There are many ways to help bridge the gap and build trust between a new mom and medical resources. Doulas, community health care workers, home visit nurses, trusted community members and health ministers all serve as a link and lifeline for mothers. If an African-American mother in Tacoma, for example, attends a peer-to-peer breastfeeding or parenting group supported by a public health representative, her peers are more likely to attend because of the already established trust among those local mothers and peers.

That’s why Lea Johnson, public health nurse from the Tacoma-Pierce County Health Department, works with a network of African-American churches providing ‘health ministers’ to pregnant and new parents. The network is made up of 28 churches and dozens of volunteers. The role of a health minister is to get information from nurses and take it into their communities and congregations where trust is already strong and where members feel culturally safe.

“It takes a lot of different ways to reach pregnant women,” Johnson said.

The community-driven approached helped a 20-year old pregnant woman, who was new to town, meet a group of mothers and share her fears about having a baby. The group she attended included a public health nurse, a breastfeeding peer counselor, a local health minister and local mothers with babies. They introduced her to a childbirth education class and scheduled home visits with a breastfeeding counselor.

“The draw to the group is the peers,” Johnson said. “Other young moms come to the group because peers are there.”

Kutz said another way to build trust in these communities is create a safe space to discuss the racist and historical traumas each group has experienced. The term for this is ‘generational clarity’. Kutz said it’s the idea that historical trauma happened. It means having conversations with the community about how this trauma affected future generations.

Gov. Jay Inslee talks to Stephen Kutz and Jan Olmstead from the American Indian Health Commission about historical and racial trauma across generations at the Results Washington panel in early February. (Office of the Governor photo)

“I will tell you, historical trauma has not ceased,” Kutz said. “Generational clarity is not just understanding the historical trauma in the lives of individuals and communities. It is also understanding the strengths and values that the communities have. We need to build on both to understand how to work best with disadvantaged communities.”

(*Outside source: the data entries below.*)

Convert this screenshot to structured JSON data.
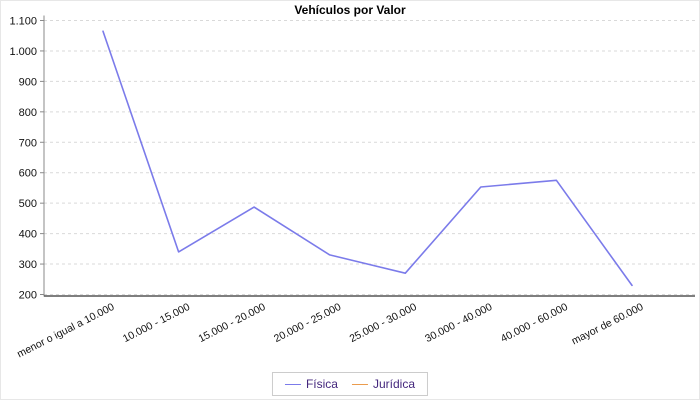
{
  "chart_data": {
    "type": "line",
    "title": "Vehículos por Valor",
    "categories": [
      "menor o igual a 10.000",
      "10.000 - 15.000",
      "15.000 - 20.000",
      "20.000 - 25.000",
      "25.000 - 30.000",
      "30.000 - 40.000",
      "40.000 - 60.000",
      "mayor de 60.000"
    ],
    "series": [
      {
        "name": "Física",
        "color": "#7b7bea",
        "values": [
          1065,
          340,
          487,
          330,
          270,
          553,
          575,
          230
        ]
      },
      {
        "name": "Jurídica",
        "color": "#eb9c4d",
        "values": []
      }
    ],
    "ylim": [
      200,
      1100
    ],
    "ytick_step": 100,
    "ytick_labels": [
      "200",
      "300",
      "400",
      "500",
      "600",
      "700",
      "800",
      "900",
      "1.000",
      "1.100"
    ],
    "grid": "horizontal-dashed",
    "legend_position": "bottom-center"
  },
  "legend": {
    "items": [
      {
        "label": "Física",
        "color": "#7b7bea"
      },
      {
        "label": "Jurídica",
        "color": "#eb9c4d"
      }
    ],
    "text_color": "#44277d"
  },
  "colors": {
    "grid": "#d9d9d9",
    "y_axis": "#8a8a8a",
    "x_axis": "#555555",
    "tick_text": "#111111",
    "background": "#ffffff"
  }
}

Basically, addressing historical trauma may help address the deeper problems that exist behind things such as infant mortality. During the panel, Inslee said generational clarify might be an important part about getting to the root of this disparity.

“I think it’s a pretty profound idea,” Inslee said.

“Generational clarity is not just understanding the historical trauma in the lives of individuals and communities. It is also understanding the strengths and values that the communities have. We need to build on both to understand how to work best with disadvantaged communities.”

-Stephen Kutz

Hunter said the trauma children experience changes their genetic expression in an inheritable way. But reducing that trauma is also inheritable. Basically, if you can reduce trauma in a group through various interventions, like home visits and building trust in communities, then the kids live longer because the parents experience less stress from historically racial systems.

“It’s amazing biology that changes the world,” Hunter said. “I can’t advocate for this kind of investment strongly enough.”